Kalangan akademisi nampaknya juga jarang berbicara mengenai permasalahan upah ini. Mereka  memberikan “maklum”  kepada pelaku usaha yang melanggarnya dengan asumsi perekonomian Indonesia perlu ditumbuhkan dengan berbagai cara, termasuk efisiensi tenaga kerja dan kenyataan akan tingginya tngkat pengangguran. Barangkali tema pengupahan diakitkan dengan produktifitas akan mampu melahirkan kesediaan pengusaha untuk membayar upah yang lebih tinggi, dengan imbangan pekerja meningkatkan produktifitas kerjanya.  Mengingat banyaknya akademisi manajemen di Indonesia dan Yogyakarta khususnya diharapkan masing-masing akademisi dapat secara individu maupun koleftif menggagas alternative pemcahan maslah Upah Minimum yang selalu berulang setiap  tahun. Selain itu kalangan akdemisi juga dapat  menggunakan norma etika bisnis, tidaklah etis di satu sisi pengusaha menikmati laba  yang melimpah-limpah sementara pekerjanya yang berperan dalam pembentukan laba hidup secara pas-pasan atau bahkan dalam kesulitan. Prinsip empati dapat diketengahkan untuk menumbuhkan kesediaan mereka, dengan berbagi keuntungan yang dihasilkan atas kerja sama pekerja dengan pengusaha.
Tidak ketinggalan ajakan bagi pekerja untuk secara mandiri  berperan sebagai pengawas pengupahan di tingkat perusahaan. Apabila perusahaannya tidak memberikan upah sebesar Upah Minimum,  pekerja ini  akan  membahas masalahanya dengan pihak manajemen ataupun pelaku usaha. Wacana pengawasan pengupahan ini juga dapat diperluas lagi pada tingkat serikat atau organisasi pekerja. Serikat pekerja yang anggotanya adalah para pekerja ini diharapkan dapat berperan lebih aktif baik dalam penentuan besarnya upah di tingkat perusahaan maupun dalam pengawasan pembayarannya.  Pengawasan yang dilakukan oleh serikat pekerja ini diharapkan lebih efektif karena mempunyai bargaining power yang lebih kuat dibanding dengan pekerja secara individual.

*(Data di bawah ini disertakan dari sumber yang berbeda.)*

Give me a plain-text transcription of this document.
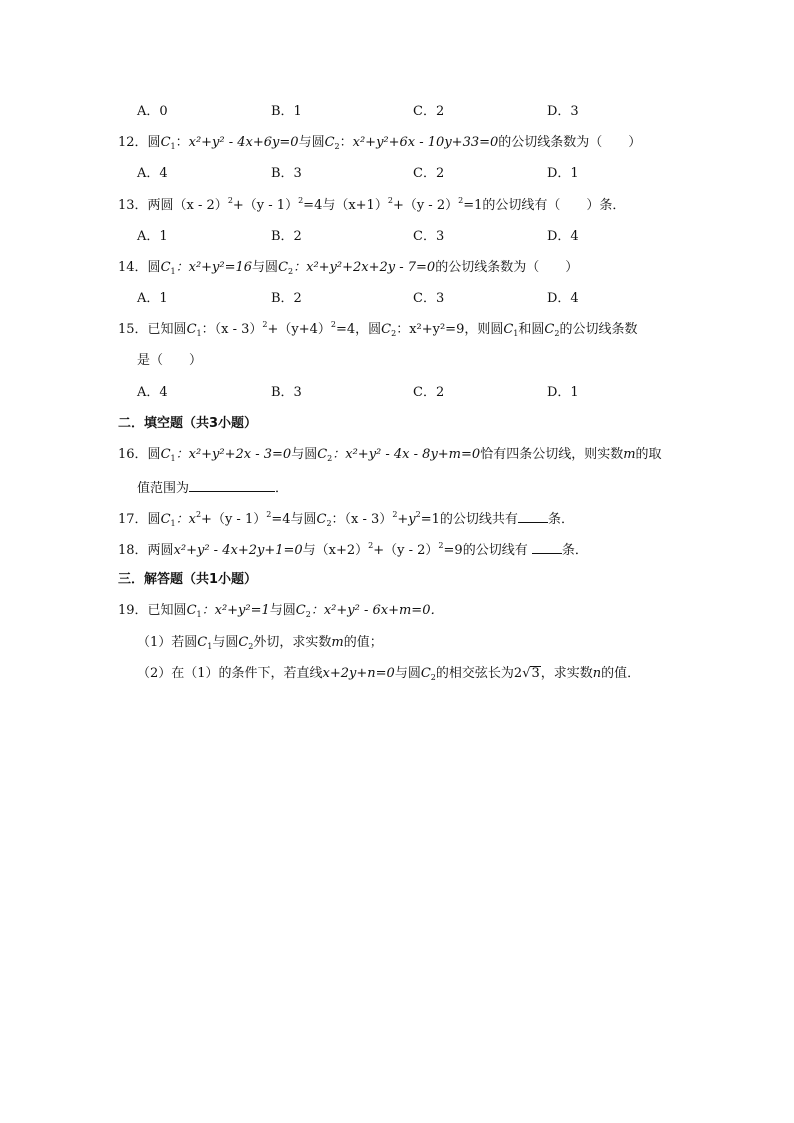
A．0	B．1	C．2	D．3
12．圆$C_1$：x²+y² - 4x+6y=0与圆$C_2$：x²+y²+6x - 10y+33=0的公切线条数为（　　）
A．4	B．3	C．2	D．1
13．两圆（x - 2）$^2$+（y - 1）$^2$=4与$(x+1)^2+(y - 2)^2=1$的公切线有（　　）条．
A．1	B．2	C．3	D．4
14．圆$C_1$：x²+y²=16与圆$C_2$：x²+y²+2x+2y - 7=0的公切线条数为（　　）
A．1	B．2	C．3	D．4
15．已知圆$C_1$：$(x - 3)^2+(y+4)^2=4$，圆$C_2$：x²+y²=9，则圆$C_1$和圆$C_2$的公切线条数
是（　　）
A．4	B．3	C．2	D．1
二．填空题（共3小题）
16．圆$C_1$：x²+y²+2x - 3=0与圆$C_2$：x²+y² - 4x - 8y+m=0恰有四条公切线，则实数m的取
值范围为	．
17．圆$C_1$：$x^2+(y - 1)^2=4$与圆$C_2$：$(x - 3)^2+y^2=1$的公切线共有 条．
18．两圆x²+y² - 4x+2y+1=0与$(x+2)^2+(y - 2)^2=9$的公切线有	条．
三．解答题（共1小题）
19．已知圆$C_1$：x²+y²=1与圆$C_2$：x²+y² - 6x+m=0．
（1）若圆$C_1$与圆$C_2$外切，求实数m的值；
（2）在（1）的条件下，若直线x+2y+n=0与圆$C_2$的相交弦长为2√3，求实数n的值．
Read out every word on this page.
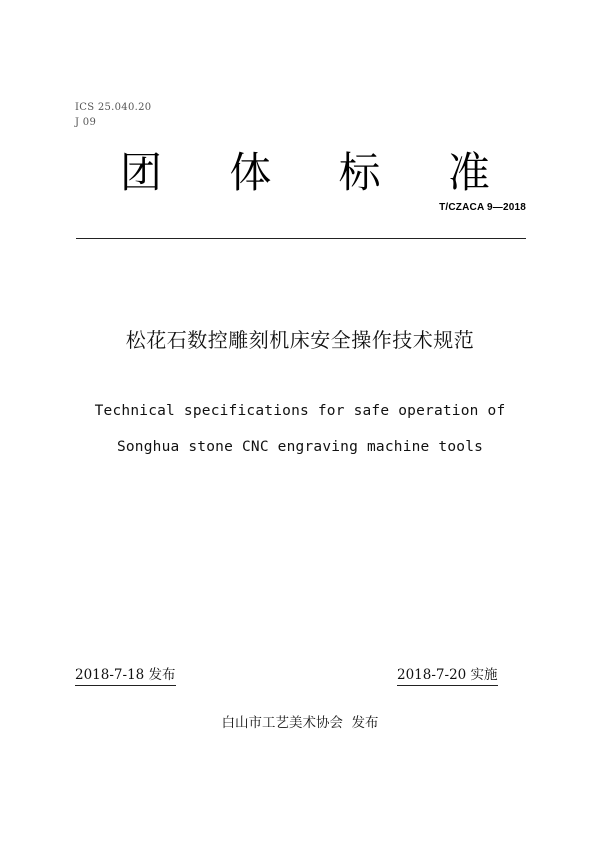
ICS 25.040.20
J 09
团 体 标 准
T/CZACA 9—2018
松花石数控雕刻机床安全操作技术规范
Technical specifications for safe operation of
Songhua stone CNC engraving machine tools
2018-7-18 发布	2018-7-20 实施
白山市工艺美术协会  发布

Jika pembahasan di tingkat perusahaan yang bersifat bipartite ini belum memberikan hasil, maka masalahnya dapat dikonsultasikan kepada kantor dinas ketenagaklerjaan di tingkat kabupaten ataupun kota. Pekerja juga dapat mengadukan masalahanya ke Bupati atau Wali Kota sebagai pihak yang menetapkan besarnya Upah Minimum. Untuk kasus DIY, karena upah ditetapkan di tingkat propinsi, maka masalhnya dapat diadukan ke Gubernur. Meskipun sampai saat ini Upah Minimum seluruh kelima Kabupaten Kota (Gunung Kidul, Bantul,  Kulon Progo, Sleman, dan kota) ditetapkan sama, namun kedepan dapat digagas penentuan Upah Minimum  yang ebrbeda mengingat kelima Kabupaten dan Kota tresebut meskipun secara geografis dekat, namun dari segi tingkat perekonomian berbeda.  
  Dari sudut pandang pelaku usaha, pengawasan ini juga dapat bernilai positif, di mana permasalahan pengupahan dapat segera dikomunikasikan untuk brsama-sama dipecahkan. Munculnya pemogokan bukan hanya merugikan secara finansial bagi kedua belah pihak  tetapi juga merusak hubungan kerja yang sudah terbangun sebelumnya. Ketidakmampuan pelaku usaha dalam membayar upah minimal sebesar Upah Minimum  juga dapat dikomunikasikan dengan pekerja ataupun serikat pekerjanya, untuk selanjutnya diambil suatu kesepakatan. Sementara itu dinas ketenagakerjaan di tingkat kabupaten/kota dapat mengambil peran dalam legalisasi dan pengawasan pelaku usaha yang  mengajukan penundaan pembayaran Upah Minimum  sesuai dengan ketentuan yang berlaku.


Sri Haryani
Dosen STIM YKPN



Previous
Next Post »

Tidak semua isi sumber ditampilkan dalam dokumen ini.